I never responded to her hurtful comments, and I couldn’t face the accusations in the letter that I deserved to read. I kept my head down and I took the hits. I had no excuse for the hurt I helped cause. And really, I still don’t.

I’d like to say those were the only two people we hurt during that time, but they weren’t. In fact, they were likely the least important.

Your dad and I hurt a few people in the construction of our life, especially when we were writing the blue prints. A lot of people felt betrayed and shocked. And all of it was wholeheartedly on us.

But as I sit here listening to your quick exhales as you nap, hanging your brother’s latest art project on the wall — I know I’d poison any apple all over again to get me to you two.

I’d like to say that these last seven years have embedded some wisdom in me, and that I would have done it all a little more gracefully, a little more truthfully; but I really don’t know if that is true.

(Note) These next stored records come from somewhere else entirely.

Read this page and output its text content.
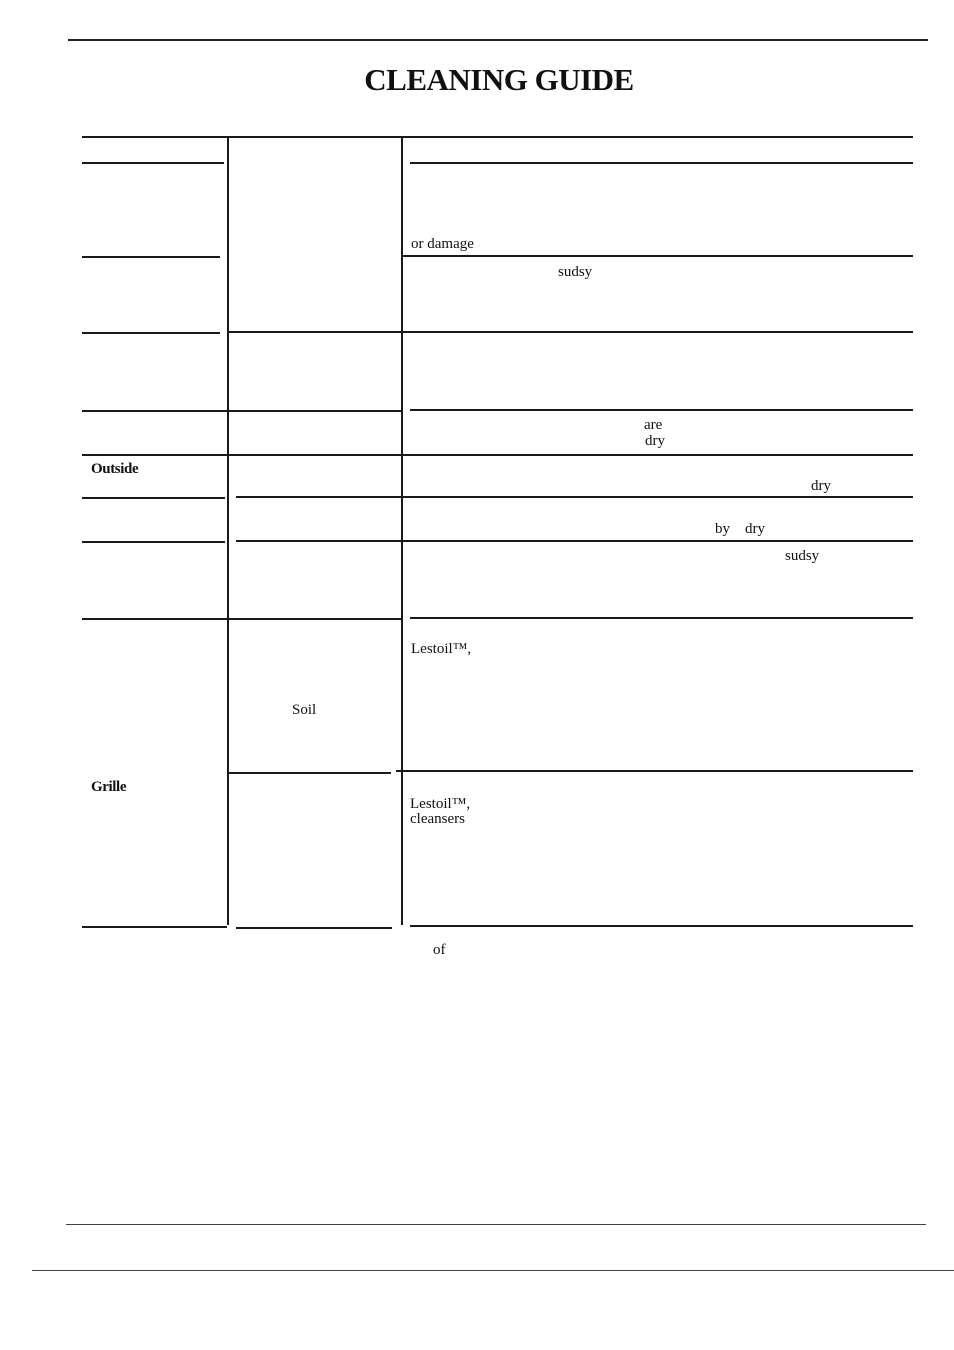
CLEANING GUIDE
or damage
sudsy
are
dry
Outside
dry
by dry
sudsy
Lestoil™,
Soil
Grille
Lestoil™,
cleansers
of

My point is, Li, someone will break your heart. In fact, so many people will. When it happens, you are going to want to attack their character and swear they are heartless, and I’ll let you do that for a day or two. But after your fury settles, I hope you remember that many good, concrete things happen at the expense of someone else. Life is short, but it’s also long, and the role you play in your story is going to be completely different than the one you play in everyone else’s.

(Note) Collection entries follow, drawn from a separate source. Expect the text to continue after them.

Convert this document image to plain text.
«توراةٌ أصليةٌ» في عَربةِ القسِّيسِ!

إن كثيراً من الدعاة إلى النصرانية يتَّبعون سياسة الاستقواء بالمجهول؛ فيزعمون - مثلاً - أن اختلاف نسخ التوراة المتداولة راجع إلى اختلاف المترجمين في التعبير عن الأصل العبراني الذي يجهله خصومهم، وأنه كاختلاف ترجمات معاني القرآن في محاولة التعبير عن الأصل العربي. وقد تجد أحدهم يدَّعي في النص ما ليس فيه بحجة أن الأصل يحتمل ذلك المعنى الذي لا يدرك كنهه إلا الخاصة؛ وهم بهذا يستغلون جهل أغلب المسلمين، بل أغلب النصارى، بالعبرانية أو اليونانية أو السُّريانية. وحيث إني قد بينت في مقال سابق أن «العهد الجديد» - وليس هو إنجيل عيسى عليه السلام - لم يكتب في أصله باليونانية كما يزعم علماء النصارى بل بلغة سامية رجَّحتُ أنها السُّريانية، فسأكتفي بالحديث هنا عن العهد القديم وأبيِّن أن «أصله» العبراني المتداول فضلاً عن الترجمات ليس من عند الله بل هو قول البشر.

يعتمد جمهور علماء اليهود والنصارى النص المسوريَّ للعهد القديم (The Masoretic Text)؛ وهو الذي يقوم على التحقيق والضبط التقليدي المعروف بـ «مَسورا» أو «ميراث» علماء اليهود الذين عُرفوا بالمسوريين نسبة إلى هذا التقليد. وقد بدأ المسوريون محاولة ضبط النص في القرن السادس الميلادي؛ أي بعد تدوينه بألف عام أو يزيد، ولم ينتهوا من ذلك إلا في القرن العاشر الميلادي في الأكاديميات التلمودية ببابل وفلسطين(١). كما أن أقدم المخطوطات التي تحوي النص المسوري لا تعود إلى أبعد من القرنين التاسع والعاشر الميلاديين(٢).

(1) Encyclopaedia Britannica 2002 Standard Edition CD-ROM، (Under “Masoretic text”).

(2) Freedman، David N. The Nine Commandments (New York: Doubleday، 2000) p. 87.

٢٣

So, when you are heartbroken at a coffee shop waiting for me to get there, I hope you know that whatever is breaking you now was never meant for you anyway. I hope you have the empathy needed to help you look at the situation from a different perspective, even your nemesis’.

And, lastly, I hope you are the villain every once in a while.

Never leave something on the table that should be yours because you don’t want to darken someone’s opinion of you. Don’t intentionally be a snake, but when opportunity is chasing your conscience, listen to yourself.

Take the promotion, speak your mind, tell the truth, apologize when you are wrong.

And kiss the guy in the bar when your face is on fire and your heart is pulsating your entire body.

You’ll know when something is worth risking doing the wrong thing. Listen to your gut, and if everything blows up in your face, I’ll have the coffee on, and we will get through it.